In such miracles I could believe. But i
n a miracle that would add two inches to my short leg, no.
However, all that day Brother Sebastian kept me on the move; two other beds in the Infirmary were occupied and he made me help to wait upon the invalids. After each clumsy walk he would say, ‘Rest now,’ and then, when I was rested, set me in motion again.
That evening he gave me an enormous supper.
‘Eat heartily,’ he said, ‘tomorrow I shall dismiss you and you will need all your strength.’ When I had eaten he said,
‘And now we will go and see what St. Egbert has to say.’
I had noticed before that they always spoke of their saint as though he were alive and aware.
For me it was a tiring and worrying walk. The Infirmary lay in a remote part of the Abbey, rightly, for often it housed sufferers from diseases which could be caught by others. We went along passages, up and down stairs, once across a piece of garden; and as I walked, my hand on Brother Sebastian’s shoulder, I thought miserably that if this were the best I could do, with aid, it did not matter whether Master Webster had held my place for me or not. I could never work as a pack-whacker again. And though I could perhaps at a pinch have stood on my toes on the short side, and plied my smith’s trade, nobody would employ me now, even at half rate.
I was panting hard when we reached a great doorway with torches in sconces on either side, and with a small door set in the one half of the large ones.
‘Get your breath,’ Brother Sebastian said. ‘And pray!’
We went up the steps and in at the small door. The vast church was but dimly lighted, just enough for us to see our way. The tall columns of the nave soared up into darkness, but at its end there was a light and a sparkle.
We walked towards it, side by side, Brother Sebastian silently in his soft cloth shoes, I going stamp and shuffle as I put down my good leg and then swung the stiff one round.

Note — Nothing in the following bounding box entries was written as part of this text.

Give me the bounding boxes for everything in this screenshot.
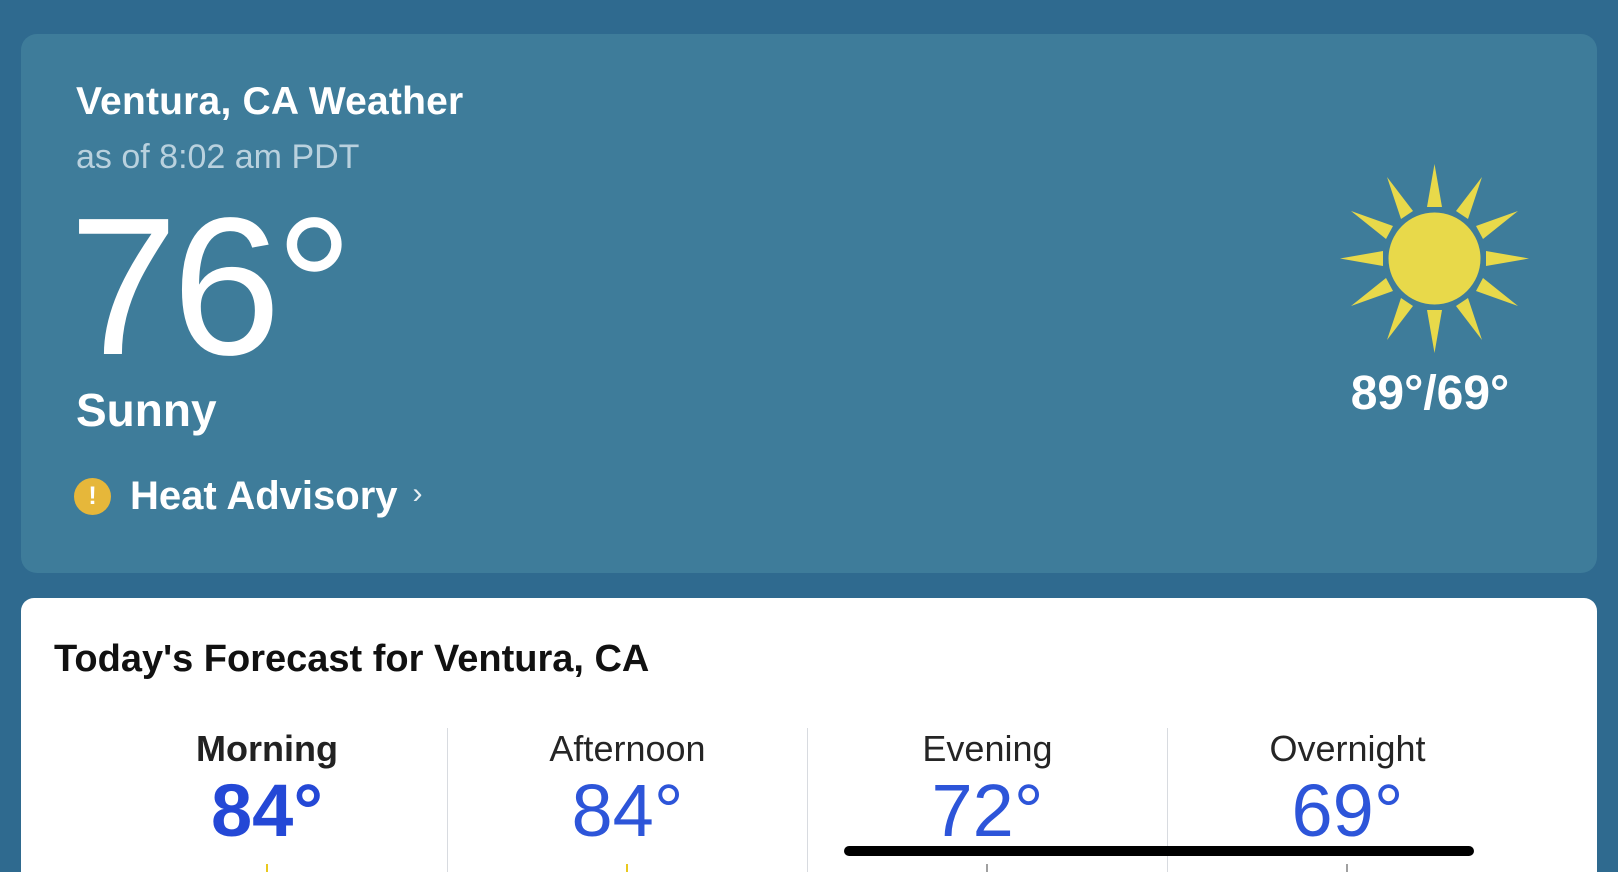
alert-label: Heat Advisory <box>130 473 398 518</box>
forecast-title: Today's Forecast for Ventura, CA <box>54 638 650 680</box>
current-conditions-card: Ventura, CA Weather as of 8:02 am PDT 76… <box>21 34 1597 573</box>
observation-time: as of 8:02 am PDT <box>76 138 360 176</box>
chevron-right-icon: › <box>412 477 423 510</box>
period-label: Morning <box>196 728 338 769</box>
sun-core <box>1388 212 1481 305</box>
period-temperature: 84° <box>571 769 684 852</box>
home-indicator <box>844 846 1474 856</box>
high-low-temperature: 89°/69° <box>1350 367 1510 420</box>
weather-mini-icon <box>265 864 268 872</box>
forecast-period-morning[interactable]: Morning 84° <box>87 728 447 872</box>
weather-page: Ventura, CA Weather as of 8:02 am PDT 76… <box>0 0 1618 872</box>
period-label: Overnight <box>1269 728 1426 769</box>
period-label: Evening <box>922 728 1053 769</box>
current-temperature: 76° <box>69 177 353 396</box>
period-temperature: 69° <box>1291 769 1404 852</box>
exclamation-icon: ! <box>74 477 111 515</box>
heat-advisory-link[interactable]: ! Heat Advisory › <box>74 472 423 520</box>
period-temperature: 72° <box>931 769 1044 852</box>
weather-mini-icon <box>626 864 629 872</box>
period-label: Afternoon <box>549 728 706 769</box>
period-temperature: 84° <box>211 769 323 852</box>
weather-condition: Sunny <box>76 384 217 436</box>
location-title: Ventura, CA Weather <box>76 80 464 123</box>
weather-mini-icon <box>1346 864 1349 872</box>
forecast-period-afternoon[interactable]: Afternoon 84° <box>446 728 807 872</box>
today-forecast-card: Today's Forecast for Ventura, CA Morning… <box>21 598 1597 872</box>
weather-mini-icon <box>986 864 989 872</box>
sun-icon <box>1340 164 1529 353</box>
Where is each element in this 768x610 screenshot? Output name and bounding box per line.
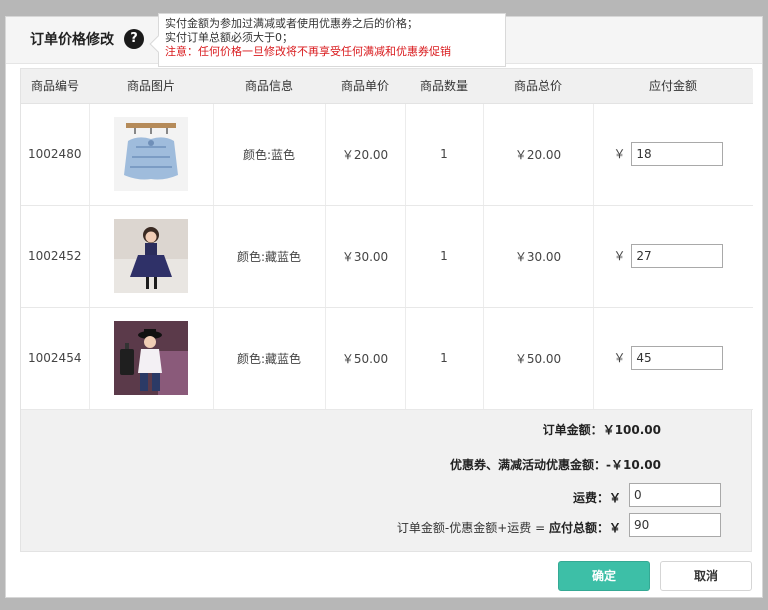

The light and the glitter came from two sources. There was the altar which lay beyond the reredos screen, and the shrine itself which was on this side, slightly to the left. There were candles innumerable and their lights were taken up and thrown back at us, many times magnified by a thousand shining surfaces. The shrine, and this is true, was invisible under a thick pelt of gold and silver ornaments and jewels of every colour. Hundreds of people every year through hundreds of years had lain their offerings there. It was like looking at the sun at mid-day in the summer; the eyes blinked and squinted, unable to take in any one thing because the whole was so dazzling.